As razões profundas das crises civilizacionais não as queremos nós, muitas vezes, nem procurar nem admitir. Orgulhosos do nosso poder humano, recusamos abrir os olhos e o coração e deixar-nos invadir por Aquele “que preenche tudo em todos”.

Calculamos matematicamente os sinais negativos e os sinais positivos da economia, desenhamos estratégias de equilíbrio entre grupos e povos… Mas vivemos sempre a “trabalhar no arame”, sujeitos a um pequeno estremeção que reponha, num instante, todos os medos, que force a um novo recomeço, e mais outro e mais outro…

“A sociedade cada vez mais globalizada torna-nos vizinhos, mas não nos faz irmãos. A razão, por si só, é capaz de ver a igualdade entre os seres humanos e estabelecer uma convivência cívica entre eles, mas não consegue fundar a fraternidade.” – como refere Bento XVI, na sua encíclica Caridade na Verdade, n.º 19.

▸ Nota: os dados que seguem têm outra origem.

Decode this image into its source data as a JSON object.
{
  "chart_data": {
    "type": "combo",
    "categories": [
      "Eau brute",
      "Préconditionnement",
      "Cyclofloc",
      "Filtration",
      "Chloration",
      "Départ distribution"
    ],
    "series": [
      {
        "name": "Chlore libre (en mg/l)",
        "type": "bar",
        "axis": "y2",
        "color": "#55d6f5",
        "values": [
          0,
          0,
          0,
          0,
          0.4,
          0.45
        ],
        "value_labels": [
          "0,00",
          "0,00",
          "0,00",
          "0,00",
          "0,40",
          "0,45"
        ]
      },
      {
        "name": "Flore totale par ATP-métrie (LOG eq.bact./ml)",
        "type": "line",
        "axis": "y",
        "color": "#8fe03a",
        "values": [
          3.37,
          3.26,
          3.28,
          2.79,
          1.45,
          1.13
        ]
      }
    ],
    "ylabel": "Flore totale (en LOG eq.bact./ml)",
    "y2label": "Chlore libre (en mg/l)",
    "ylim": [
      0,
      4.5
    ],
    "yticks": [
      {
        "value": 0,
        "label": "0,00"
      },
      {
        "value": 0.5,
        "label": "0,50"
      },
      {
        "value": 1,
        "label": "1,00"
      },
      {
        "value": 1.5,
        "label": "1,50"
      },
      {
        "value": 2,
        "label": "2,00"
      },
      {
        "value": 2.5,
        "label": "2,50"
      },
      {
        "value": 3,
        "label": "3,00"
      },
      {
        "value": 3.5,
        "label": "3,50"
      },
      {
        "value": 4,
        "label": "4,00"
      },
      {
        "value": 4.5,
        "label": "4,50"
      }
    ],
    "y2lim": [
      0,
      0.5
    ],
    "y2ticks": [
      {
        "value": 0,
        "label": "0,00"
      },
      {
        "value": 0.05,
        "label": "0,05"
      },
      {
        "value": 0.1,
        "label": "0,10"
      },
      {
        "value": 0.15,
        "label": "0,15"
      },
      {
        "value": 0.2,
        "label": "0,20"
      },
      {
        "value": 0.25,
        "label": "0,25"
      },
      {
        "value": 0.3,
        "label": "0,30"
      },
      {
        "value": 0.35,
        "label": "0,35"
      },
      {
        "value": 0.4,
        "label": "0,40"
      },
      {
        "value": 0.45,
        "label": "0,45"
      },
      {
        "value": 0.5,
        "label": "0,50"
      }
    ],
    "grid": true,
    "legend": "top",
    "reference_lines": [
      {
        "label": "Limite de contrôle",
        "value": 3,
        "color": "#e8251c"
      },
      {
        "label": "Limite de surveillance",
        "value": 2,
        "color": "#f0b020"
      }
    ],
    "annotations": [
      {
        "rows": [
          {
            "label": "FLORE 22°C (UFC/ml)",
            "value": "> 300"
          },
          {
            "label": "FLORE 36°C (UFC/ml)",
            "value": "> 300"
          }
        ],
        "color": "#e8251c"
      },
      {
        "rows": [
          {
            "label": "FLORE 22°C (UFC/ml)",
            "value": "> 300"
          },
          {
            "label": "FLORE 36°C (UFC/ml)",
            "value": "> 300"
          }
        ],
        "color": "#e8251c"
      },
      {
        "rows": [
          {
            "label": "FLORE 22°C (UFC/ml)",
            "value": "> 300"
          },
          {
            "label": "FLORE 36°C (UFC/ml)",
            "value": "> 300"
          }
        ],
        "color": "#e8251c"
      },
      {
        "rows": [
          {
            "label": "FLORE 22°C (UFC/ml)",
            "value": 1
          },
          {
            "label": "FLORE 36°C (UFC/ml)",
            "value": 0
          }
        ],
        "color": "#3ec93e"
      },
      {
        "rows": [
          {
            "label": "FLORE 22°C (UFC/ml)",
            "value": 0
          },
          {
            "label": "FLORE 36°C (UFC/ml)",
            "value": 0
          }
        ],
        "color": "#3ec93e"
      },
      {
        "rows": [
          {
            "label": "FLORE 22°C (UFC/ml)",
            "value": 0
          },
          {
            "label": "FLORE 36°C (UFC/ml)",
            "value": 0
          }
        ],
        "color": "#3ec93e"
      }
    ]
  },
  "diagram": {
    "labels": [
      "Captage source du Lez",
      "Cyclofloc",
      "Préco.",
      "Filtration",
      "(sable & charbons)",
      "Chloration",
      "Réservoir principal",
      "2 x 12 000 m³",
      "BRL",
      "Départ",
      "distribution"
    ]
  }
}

É isso: só a nossa resposta a uma vocação transcendente de Deus, “que nos amou primeiro, ensinando-nos por meio do Filho o que é a caridade fraterna”, nos fará perceber a existencial relação entre pessoas e povos, a função e o alcance das nossas qualidades. Só ela nos inspirará os caminhos de uma cooperação autêntica, de estratégias sinceras para a superação dos problemas.

A poucas semanas de eleições, legislativas e autárquicas, proclamam-se slogans, prometem-se reformas, apontam-se medidas…, de caça ao voto, de reverência ao partido, de mordomias garantidas!

Escreve-se, em alguns cartazes, “as pessoas primeiro”. Seria óptimo que isso significasse o respeito pela dignidade humana como primeiro princípio, a consciência das dimensões supra-materiais da mesma pessoa. E a proposta de organização de um tecido social, cujas estruturas favoreçam a construção dessa pessoa. Essa, sim, seria uma referência de futuro, que abraçaríamos com esperança.

“Ao lado do bem individual, existe um bem ligado à vida social das pessoas: o bem comum. (…) Comprometer-se pelo bem comum é, por um lado, cuidar e, por outro, valer-se daquele conjunto de instituições que estruturam jurídica, civil, política e culturalmente a vida social, que deste modo toma a forma de polis, cidade. (…) Todo o cristão é chamado a esta caridade, conforme a sua vocação e segundo as possibilidades que tem de incidência na polis. Este é o caminho institucional – podemos mesmo dizer político – da caridade…” – Bento XVI, Caridade na Verdade, n.º 7.

Aí está um desafio claro do Papa a escolhermos de forma consciente, sobretudo a tomarmos parte activa na gestão das coisas públicas com decisão e critérios evangélicos!